Panel orientation and vertical/bifacial designs

  • Many argue that as panels get cheap, orientation shifts from “maximum efficiency” to “good enough on any usable surface” (roofs, facades, fences, balcony railings).
  • Vertical mounting (often bifacial, N–S rows with faces E/W) is highlighted for: reduced snow and hail issues, less soiling, lower cell temperatures, better winter and shoulder-season production, and more morning/evening output at the cost of less noon peak.
  • There’s debate over “north–south” wording; several clarify this usually means panel rows run N–S so faces point E/W.
  • Some see solar fences or PV facades as attractive when they replace an existing structure cost (fence, cladding), even with 10–50% efficiency loss from aesthetics or patterns.

Tracking vs fixed arrays

  • Multiple commenters with industry experience say single-/dual-axis tracking used to make sense when modules were very expensive; now cheap panels plus high installation/maintenance cost make trackers hard to justify.
  • Field experience: motors/gears outdoors require ongoing maintenance; failures that leave panels mis-aimed can wipe out gains.
  • Others note trackers can still help where land is scarce, sunlight is highly direct, or for concentrated solar; but trend is strongly toward fixed-tilt or dense E–W layouts.

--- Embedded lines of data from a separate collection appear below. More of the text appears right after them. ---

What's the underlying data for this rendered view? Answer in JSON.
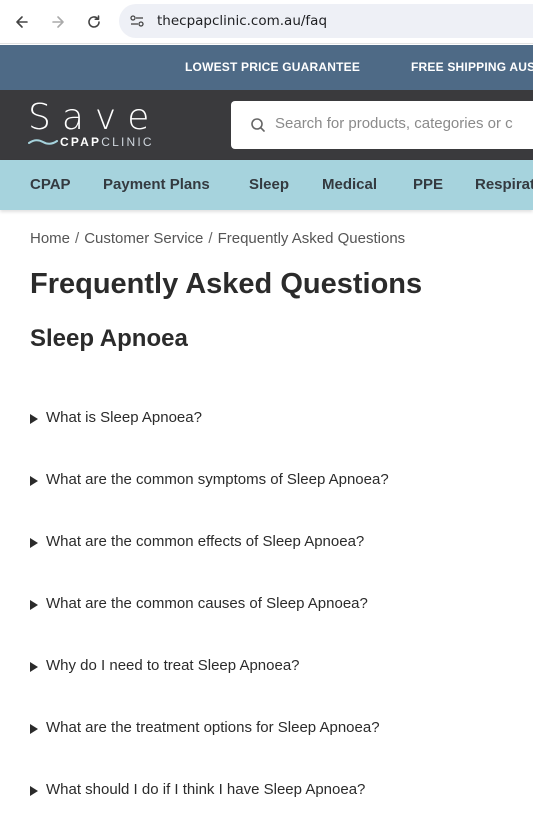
{
  "browser": {
    "url": "thecpapclinic.com.au/faq"
  },
  "promo": {
    "items": [
      "LOWEST PRICE GUARANTEE",
      "FREE SHIPPING AUS"
    ]
  },
  "header": {
    "logo_top": "Save",
    "logo_cpap": "CPAP",
    "logo_clinic": "CLINIC",
    "search_placeholder": "Search for products, categories or c"
  },
  "categories": [
    "CPAP",
    "Payment Plans",
    "Sleep",
    "Medical",
    "PPE",
    "Respirat"
  ],
  "breadcrumb": [
    "Home",
    "Customer Service",
    "Frequently Asked Questions"
  ],
  "breadcrumb_separator": "/",
  "page_title": "Frequently Asked Questions",
  "section_title": "Sleep Apnoea",
  "faqs": [
    "What is Sleep Apnoea?",
    "What are the common symptoms of Sleep Apnoea?",
    "What are the common effects of Sleep Apnoea?",
    "What are the common causes of Sleep Apnoea?",
    "Why do I need to treat Sleep Apnoea?",
    "What are the treatment options for Sleep Apnoea?",
    "What should I do if I think I have Sleep Apnoea?"
  ],
  "colors": {
    "promo_bg": "#4e6a86",
    "header_bg": "#3a3a3d",
    "category_bg": "#a6d3dd"
  },
  "icons": [
    "back-arrow-icon",
    "forward-arrow-icon",
    "reload-icon",
    "site-info-icon",
    "search-icon",
    "disclosure-triangle-icon"
  ]
}
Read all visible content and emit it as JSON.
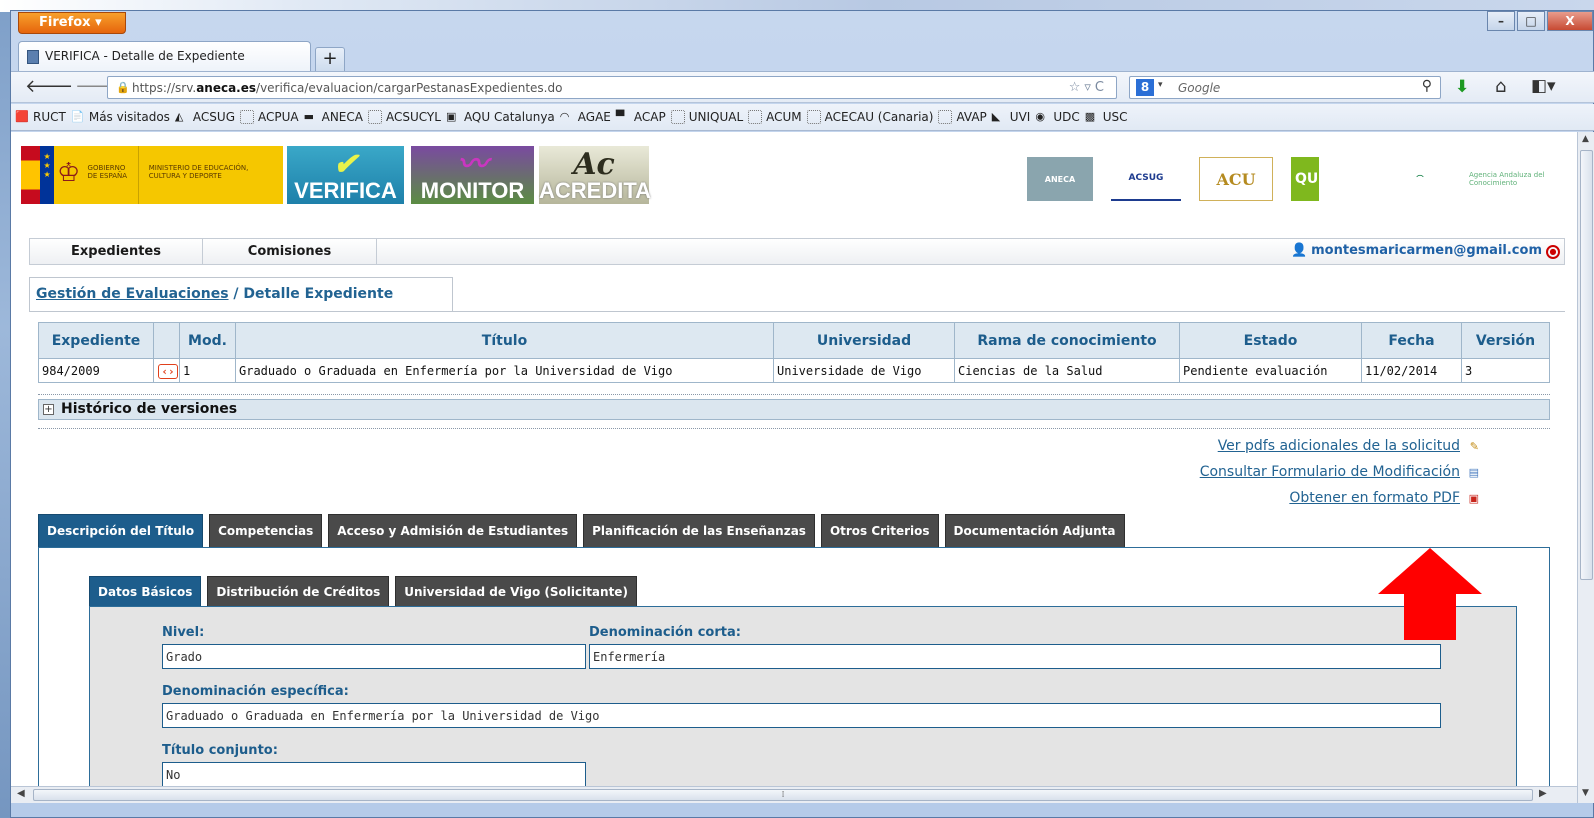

Grid-scale vs residential economics

  • Grid-scale solar is growing faster than rooftop and is optimized for lowest cost per kWh: minimal complexity, dense layouts, almost flat or low-tilt fixed racks.
  • Several argue that as panel prices fall, installation and labor dominate, pushing toward simplest possible ground-mounts over “novelty” surfaces.
  • Counterpoint: for individual buildings without spare land, rooftop or façade PV is still economically rational because wiring is short and the surface is “free.”

Timing of generation and grid impacts

  • Flattening the daily power curve (less sharp noon peak, more 8–10 a.m. and 4–6 p.m.) is seen as increasingly important as solar penetration rises.
  • East–west roofs and vertical bifacial rows are praised for smoothing output, even if total annual kWh is lower than optimal south-facing tilt.
  • Several note that wholesale prices are already highly time-dependent; future value will come from generation at off-peak-solar times or via storage.

Hail and mechanical protection

  • Hail risk is a major argument for tilting/tracking in some regions, but others suggest dedicated hail protection (nets, chain-link, covers) might be cheaper than moving structures.
  • There’s disagreement over how effective netting is; some say it’s already common in agriculture and car protection, others doubt its practicality at scale.

Storage, off-grid nuance, and demand behavior

  • Hot water tanks are widely endorsed as ultra-cheap “batteries” for midday solar, with some users nearly off-grid for hot water.
  • Discussion touches seasonal storage (e.g., iron/iron-oxide for hydrogen), grid-tied batteries, and using buildings as thermal batteries with heat pumps.
  • Several contrast high U.S. household consumption and tankless heaters with more efficient European “passive house” practices, arguing lifestyle and building design heavily shape how much solar is “enough.”